A forma com que usamos a água potável do planeta, a atenção ou não que damos aos miseráveis ao nosso redor, a ética que desenvolvemos e a seriedade ou não com que buscamos a paz no mundo, nada mais são do que evidências do quanto estamos ou não envolvidos com o que realmente importa para Deus: a eternidade que nos habita. E, antes que você comece a perguntar: “e eu com isso?”, deixe-me esclarecer.
Um bom exercício para a vida seria perguntarmos ao nosso coração, antes de qualquer atitude, sobre qual é a dimensão que estamos valorizando, se a temporal ou a eterna. Ex.:
Amor é temporal ou eterno?
Trabalho é temporal ou eterno?
Saúde é temporal ou eterna?
Beleza física é temporal ou eterna?
Arnaldo Jabor escreveu um livro intitulado “Amor é prosa, sexo é poesia”. No crivo do que é temporal ou eterno eu diria que amor eterno, enquanto sexo é temporal.
Então, sobre o que eu quero alertar? Que temos dirigido nossas vidas a valorizar muito mais o que é temporal do que o que é eterno. Mas o que não percebemos é que iremos ser avaliados diante de Deus pelo que é eterno e não pelo que é temporal, visto que o que é temporal é apenas conseqüência daquilo que é eterno.
Se a sua carreira é mais importante para você do que a forma com que você pode usá-la para glorificar ao Senhor, então você tem se deixado envolver mais pelo que é temporal do que o eterno.
O desafio é perceber que as coisas temporais que fazemos ou experimentamos devem ser apenas reflexos, ou conseqüências do tipo de relacionamento com Deus que estamos desenvolvendo. Mesmo porque, entre outras coisas, vamos valorizar menos a imagem que passamos para as pessoas ao nosso redor e mais a percepção de quem realmente somos.

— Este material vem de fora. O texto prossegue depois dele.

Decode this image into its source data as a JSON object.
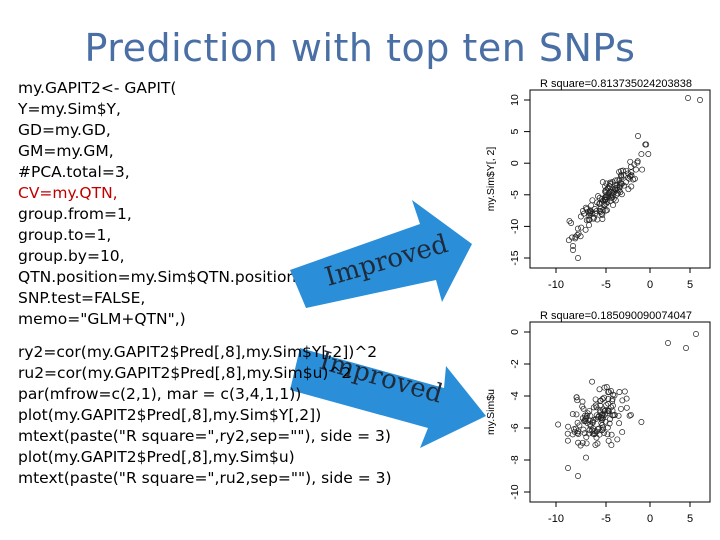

É o que faz o apóstolo Paulo ser aparentemente controverso, quando afirma que “a nossa leve e momentânea tribulação”, quando nós conhecemos um pouco de todo o sofrimento por ele experimentado para servir a Jesus com fidelidade. É que, aos olhos de quem discerne o eterno, não há tribulação, enfermidade, traição, dificuldade, ameaça, covardia ou medo que lhe roube a convicção de que está protegido nos braços do Senhor. “Quem nos separará do amor de Cristo?” (Rm 8:31), ele pergunta, com os olhos voltados para o que é eterno e não temporal!